Привалов шел за Васильем Назарычем через целый ряд небольших комнат, убранных согласно указаниям моды последних дней. Дорогая мягкая мебель, ковры, бронза, шелковые драпировки на окнах и дверях — все дышало роскошью, которая невольно бросалась в глаза после скромной обстановки кабинета. В небольшой голубой гостиной стояла новенькая рояль Беккера; это было новинкой для Привалова, и он с любопытством взглянул на кучку нот, лежавших на пюпитре.

— Мы ведь нынче со старухой на две половины живем, — с улыбкой проговорил Бахарев, останавливаясь в дверях столовой передохнуть. — Как же, по-современному… Она ко мне на половину ни ногой. Вот в столовой сходимся, если что нужно.

Сейчас за столовой началась половина Марьи Степановны, и Привалов сразу почувствовал себя как дома. Все было ему здесь знакомо до мельчайшей подробности и точно освящено детскими воспоминаниями. Полинявшие дорогие ковры на полу, резная старинная мебель красного дерева, бронзовые люстры и канделябры, малахитовые вазы и мраморные столики по углам, старинные столовые часы из матового серебра, плохие картины в дорогих рамах, цветы на окнах и лампадки перед образами старинного письма — все это уносило его во времена детства, когда он был своим человеком в этих уютных низеньких комнатах. Даже самый воздух остался здесь все тем же — теплым и душистым, насквозь пропитанным ароматом домовитой старины.

— Вот и моя Марья Степановна, — проговорил Василий Назарыч, когда они вошли в небольшую темно-красную гостиную.

Привалов увидел высокую фигуру Марьи Степановны, которая была в бледно-голубом старинном сарафане и показалась ему прежней красавицей. Когда он хотел поцеловать у нее руку, она обняла его и, по старинному обычаю, степенно приложилась к его щекам своими полными щеками и даже поцеловала его неподвижными сухими губами.

— Нет, ты посмотри, Маша, какой молодец… а? — повторял Василий Назарыч, усаживаясь при помощи Луки в ближайшее кресло.

— В матушку пошел, в Варвару Павловну, — проговорила Марья Степановна, оглядывая Привалова с ног до головы.

— Вот и нет, — возразил старик. — Я как давеча взглянул на него, — вылитый покойный Александр Ильич, как две капли воды.

— Нет, в мать… вылитая мать!

Старики поспорили и остались каждый при своем мнении.

— А ты, поди, совсем обасурманился на чужой-то стороне? — спрашивала Марья Степановна гостя. — И лба не умеешь перекрестить по-истовому-то?.. Щепотью молишься?..

— Нет, зачем же забывать старое, — уклончиво ответил Привалов.

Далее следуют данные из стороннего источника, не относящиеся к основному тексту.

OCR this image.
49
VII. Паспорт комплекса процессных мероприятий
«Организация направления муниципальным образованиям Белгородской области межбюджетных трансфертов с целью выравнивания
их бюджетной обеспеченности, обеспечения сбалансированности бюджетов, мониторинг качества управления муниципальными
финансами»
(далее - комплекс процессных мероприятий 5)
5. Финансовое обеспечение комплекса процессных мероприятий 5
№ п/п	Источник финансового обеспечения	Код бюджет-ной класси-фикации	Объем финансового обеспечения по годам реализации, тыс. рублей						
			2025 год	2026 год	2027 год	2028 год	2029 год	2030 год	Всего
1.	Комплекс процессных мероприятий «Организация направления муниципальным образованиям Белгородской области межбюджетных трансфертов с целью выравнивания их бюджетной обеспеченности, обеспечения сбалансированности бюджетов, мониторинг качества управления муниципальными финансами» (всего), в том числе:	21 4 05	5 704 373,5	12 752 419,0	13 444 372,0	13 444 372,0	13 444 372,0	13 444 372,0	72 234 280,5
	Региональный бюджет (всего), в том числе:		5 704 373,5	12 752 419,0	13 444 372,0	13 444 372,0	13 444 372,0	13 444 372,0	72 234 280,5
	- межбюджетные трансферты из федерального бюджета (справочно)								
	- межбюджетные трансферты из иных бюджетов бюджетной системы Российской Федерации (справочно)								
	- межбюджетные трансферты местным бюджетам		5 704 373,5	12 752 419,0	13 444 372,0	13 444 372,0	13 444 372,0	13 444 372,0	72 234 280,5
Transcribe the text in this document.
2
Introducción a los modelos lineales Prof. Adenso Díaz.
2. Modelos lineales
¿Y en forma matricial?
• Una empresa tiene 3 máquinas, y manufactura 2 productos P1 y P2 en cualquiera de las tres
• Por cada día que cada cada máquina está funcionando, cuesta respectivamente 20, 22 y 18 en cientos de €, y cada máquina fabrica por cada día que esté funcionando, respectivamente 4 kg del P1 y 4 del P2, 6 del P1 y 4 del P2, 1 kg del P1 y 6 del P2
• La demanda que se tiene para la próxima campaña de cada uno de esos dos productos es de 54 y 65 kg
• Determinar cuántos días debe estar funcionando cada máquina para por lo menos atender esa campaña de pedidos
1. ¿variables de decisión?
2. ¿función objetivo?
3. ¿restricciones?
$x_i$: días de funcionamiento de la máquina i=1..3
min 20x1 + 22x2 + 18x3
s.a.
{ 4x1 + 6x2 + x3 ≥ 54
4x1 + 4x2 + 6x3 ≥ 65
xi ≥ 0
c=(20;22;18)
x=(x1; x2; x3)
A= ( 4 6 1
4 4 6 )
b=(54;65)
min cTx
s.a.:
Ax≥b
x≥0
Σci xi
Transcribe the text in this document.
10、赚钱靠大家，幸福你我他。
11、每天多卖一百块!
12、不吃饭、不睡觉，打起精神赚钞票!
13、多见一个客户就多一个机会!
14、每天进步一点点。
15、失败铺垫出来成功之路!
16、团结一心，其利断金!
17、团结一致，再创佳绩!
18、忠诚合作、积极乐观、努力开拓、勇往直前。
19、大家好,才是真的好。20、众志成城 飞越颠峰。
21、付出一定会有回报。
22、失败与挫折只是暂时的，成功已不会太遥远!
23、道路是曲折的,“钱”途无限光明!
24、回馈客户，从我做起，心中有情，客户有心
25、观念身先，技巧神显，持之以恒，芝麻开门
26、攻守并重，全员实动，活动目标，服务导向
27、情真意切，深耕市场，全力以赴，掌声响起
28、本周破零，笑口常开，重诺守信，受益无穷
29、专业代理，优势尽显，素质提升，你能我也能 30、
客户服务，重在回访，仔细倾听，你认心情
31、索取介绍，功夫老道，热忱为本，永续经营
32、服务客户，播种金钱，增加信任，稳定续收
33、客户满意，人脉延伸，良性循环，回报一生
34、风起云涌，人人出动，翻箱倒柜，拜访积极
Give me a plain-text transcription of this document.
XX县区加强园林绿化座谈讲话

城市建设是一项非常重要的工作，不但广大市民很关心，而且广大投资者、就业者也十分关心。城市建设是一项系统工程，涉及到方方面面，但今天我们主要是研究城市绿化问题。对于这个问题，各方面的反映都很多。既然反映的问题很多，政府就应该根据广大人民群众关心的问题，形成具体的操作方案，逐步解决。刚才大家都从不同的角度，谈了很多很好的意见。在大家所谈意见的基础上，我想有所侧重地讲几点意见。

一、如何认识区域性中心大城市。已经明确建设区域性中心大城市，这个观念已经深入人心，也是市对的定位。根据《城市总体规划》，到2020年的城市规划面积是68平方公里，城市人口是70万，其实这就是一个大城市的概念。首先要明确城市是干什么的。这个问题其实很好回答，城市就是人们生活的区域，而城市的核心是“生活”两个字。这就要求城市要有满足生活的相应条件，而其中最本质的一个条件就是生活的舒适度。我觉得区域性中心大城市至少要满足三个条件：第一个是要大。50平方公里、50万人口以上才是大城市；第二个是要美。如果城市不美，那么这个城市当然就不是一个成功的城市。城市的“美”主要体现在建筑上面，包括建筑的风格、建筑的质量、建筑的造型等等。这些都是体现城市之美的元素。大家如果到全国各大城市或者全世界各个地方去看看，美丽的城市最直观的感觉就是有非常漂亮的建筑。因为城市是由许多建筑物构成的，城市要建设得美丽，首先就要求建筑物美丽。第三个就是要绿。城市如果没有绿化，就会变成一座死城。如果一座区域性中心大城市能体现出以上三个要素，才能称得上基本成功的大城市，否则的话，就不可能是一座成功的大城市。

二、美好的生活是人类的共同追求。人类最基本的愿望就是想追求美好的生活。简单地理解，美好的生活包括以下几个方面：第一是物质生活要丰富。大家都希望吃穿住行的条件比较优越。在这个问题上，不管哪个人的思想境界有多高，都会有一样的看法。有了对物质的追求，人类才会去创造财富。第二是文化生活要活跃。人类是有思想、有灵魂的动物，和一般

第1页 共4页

— Никого уж и в живых, почитай, нет, — печально проговорила Марья Степановна, подпирая щеку рукой. — Старая девка Размахнина кое-как держится, да еще Колпакова… Может, помнишь их?..

— Да, помню.

— Добрые люди мрут и нам дорожку трут, — прибавил от себя Бахарев. — Давно ли, ровно, Сергей Александрыч, ты гимназистом-то был, а теперь…

Наступила тяжелая пауза; все испытывали то неловкое чувство, которое охватывает людей, давно не видавших друг друга. Этим моментом отлично воспользовалась Хиония Алексеевна, которая занимала наблюдательный пост в полутемном коридорчике. Она почти насильно вытолкнула Надежду Васильевну в гостиную, перекрестив ее вдогонку.